При этих словах доктор невольно покосился на говорившего, который, освещенный с ног до головы светом от костра, так покойно лежал на ковре, заложив за голову свои мускулистые руки.
— Насчет атак из-за угла, — продолжал Батогов — я принял давно уже приличные меры, и атаки подобного свойства не всегда удаются. Ведь вы вот не считаете оскорблением толчок моей лошади. Посоветуйте ему так же точно отнестись к удару нагайкой, тем более, что, действительно, не было оскорбления, а была только весьма неприятная для него случайность и вдобавок вполне им заслуженная. Когда трое нападают на одного, тогда они не имеют никакого права оскорбляться, если один побьет их троих. Сообразили, почтеннейший доктор?
— Мне что... мне все равно — я так и передам, — бормотал доктор, смущенный заключительной фразой; он невольно поддался заговорившему в нем чувству справедливости.
— Итак, покойной ночи.
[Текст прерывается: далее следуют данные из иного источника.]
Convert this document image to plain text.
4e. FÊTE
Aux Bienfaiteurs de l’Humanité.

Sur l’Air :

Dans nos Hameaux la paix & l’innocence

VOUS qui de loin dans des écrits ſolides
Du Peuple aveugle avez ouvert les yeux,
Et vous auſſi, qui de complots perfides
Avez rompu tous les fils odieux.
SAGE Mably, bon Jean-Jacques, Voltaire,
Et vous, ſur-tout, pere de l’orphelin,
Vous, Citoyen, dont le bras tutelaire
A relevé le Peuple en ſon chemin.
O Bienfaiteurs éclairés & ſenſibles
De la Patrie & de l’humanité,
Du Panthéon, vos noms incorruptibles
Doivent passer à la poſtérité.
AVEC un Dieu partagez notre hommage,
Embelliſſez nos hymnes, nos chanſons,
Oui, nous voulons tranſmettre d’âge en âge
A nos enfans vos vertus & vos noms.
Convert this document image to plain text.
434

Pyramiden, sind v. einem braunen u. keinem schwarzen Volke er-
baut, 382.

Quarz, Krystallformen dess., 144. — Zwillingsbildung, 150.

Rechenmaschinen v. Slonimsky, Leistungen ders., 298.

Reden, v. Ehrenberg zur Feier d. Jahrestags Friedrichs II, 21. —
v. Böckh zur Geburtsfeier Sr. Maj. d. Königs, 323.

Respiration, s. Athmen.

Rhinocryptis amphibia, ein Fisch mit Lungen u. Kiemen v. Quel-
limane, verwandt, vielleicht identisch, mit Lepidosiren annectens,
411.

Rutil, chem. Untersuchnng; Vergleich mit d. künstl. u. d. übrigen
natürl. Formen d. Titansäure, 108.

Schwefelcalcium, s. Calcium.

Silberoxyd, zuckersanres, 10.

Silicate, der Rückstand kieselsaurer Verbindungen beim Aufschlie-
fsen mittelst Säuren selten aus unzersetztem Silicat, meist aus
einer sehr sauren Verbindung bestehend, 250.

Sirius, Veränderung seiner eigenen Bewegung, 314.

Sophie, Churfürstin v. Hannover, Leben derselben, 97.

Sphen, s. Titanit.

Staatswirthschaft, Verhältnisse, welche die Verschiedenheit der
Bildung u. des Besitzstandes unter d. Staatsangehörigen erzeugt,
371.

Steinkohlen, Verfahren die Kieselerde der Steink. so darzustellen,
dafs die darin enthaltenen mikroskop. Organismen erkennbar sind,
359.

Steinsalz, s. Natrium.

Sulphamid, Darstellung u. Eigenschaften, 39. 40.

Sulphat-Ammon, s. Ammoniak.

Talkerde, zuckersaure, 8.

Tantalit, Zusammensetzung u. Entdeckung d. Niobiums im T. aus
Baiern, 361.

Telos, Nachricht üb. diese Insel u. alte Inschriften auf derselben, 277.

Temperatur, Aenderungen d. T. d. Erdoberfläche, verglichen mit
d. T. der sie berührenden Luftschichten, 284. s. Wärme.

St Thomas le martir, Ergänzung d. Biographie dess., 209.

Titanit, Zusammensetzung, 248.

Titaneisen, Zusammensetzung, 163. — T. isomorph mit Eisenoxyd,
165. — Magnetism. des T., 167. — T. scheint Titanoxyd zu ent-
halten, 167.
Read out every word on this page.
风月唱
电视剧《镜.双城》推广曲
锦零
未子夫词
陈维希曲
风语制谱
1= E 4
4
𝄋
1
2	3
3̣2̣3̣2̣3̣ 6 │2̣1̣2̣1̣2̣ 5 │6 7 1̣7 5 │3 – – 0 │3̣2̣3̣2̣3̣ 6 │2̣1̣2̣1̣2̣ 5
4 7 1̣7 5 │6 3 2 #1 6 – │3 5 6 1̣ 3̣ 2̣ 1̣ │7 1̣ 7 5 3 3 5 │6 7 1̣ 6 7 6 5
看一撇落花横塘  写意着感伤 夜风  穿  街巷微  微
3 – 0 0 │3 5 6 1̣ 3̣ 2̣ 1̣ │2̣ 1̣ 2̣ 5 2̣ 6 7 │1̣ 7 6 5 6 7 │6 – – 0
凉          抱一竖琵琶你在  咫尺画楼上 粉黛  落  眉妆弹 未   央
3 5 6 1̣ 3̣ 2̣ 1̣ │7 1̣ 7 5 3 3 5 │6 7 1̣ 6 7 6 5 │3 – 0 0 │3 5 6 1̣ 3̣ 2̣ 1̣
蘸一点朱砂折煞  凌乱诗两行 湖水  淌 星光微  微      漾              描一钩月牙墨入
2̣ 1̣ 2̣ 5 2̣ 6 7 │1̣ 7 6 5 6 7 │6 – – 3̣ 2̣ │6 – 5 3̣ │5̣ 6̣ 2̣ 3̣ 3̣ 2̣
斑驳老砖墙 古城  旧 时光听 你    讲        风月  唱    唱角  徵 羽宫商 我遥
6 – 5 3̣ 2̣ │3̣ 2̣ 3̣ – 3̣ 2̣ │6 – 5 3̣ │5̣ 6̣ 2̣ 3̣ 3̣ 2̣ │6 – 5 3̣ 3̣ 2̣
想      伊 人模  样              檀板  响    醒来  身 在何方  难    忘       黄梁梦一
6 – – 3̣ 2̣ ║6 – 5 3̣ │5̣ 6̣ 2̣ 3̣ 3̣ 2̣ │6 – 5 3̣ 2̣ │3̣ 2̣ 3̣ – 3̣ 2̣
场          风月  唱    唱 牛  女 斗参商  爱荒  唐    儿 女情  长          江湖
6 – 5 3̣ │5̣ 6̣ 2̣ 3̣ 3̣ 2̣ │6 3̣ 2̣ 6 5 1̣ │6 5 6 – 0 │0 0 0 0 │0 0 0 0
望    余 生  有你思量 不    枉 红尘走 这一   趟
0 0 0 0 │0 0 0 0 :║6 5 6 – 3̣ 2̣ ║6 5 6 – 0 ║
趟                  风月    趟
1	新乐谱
Юсуп! Лошадь господину. Прощайте.
Темный четырехугольник растворенных настежь ворот осветился пожарным, красным светом; два всадника-туземца пригнувшись к шеям лошадей, проскочили во двор со смоляными факелами в руках. Длинные палки, обмотанные тряпками, пропитанными смолой и кунжутным маслом, трещали, страшно чадили и разбрасывали вокруг себя яркий, мигающий свет.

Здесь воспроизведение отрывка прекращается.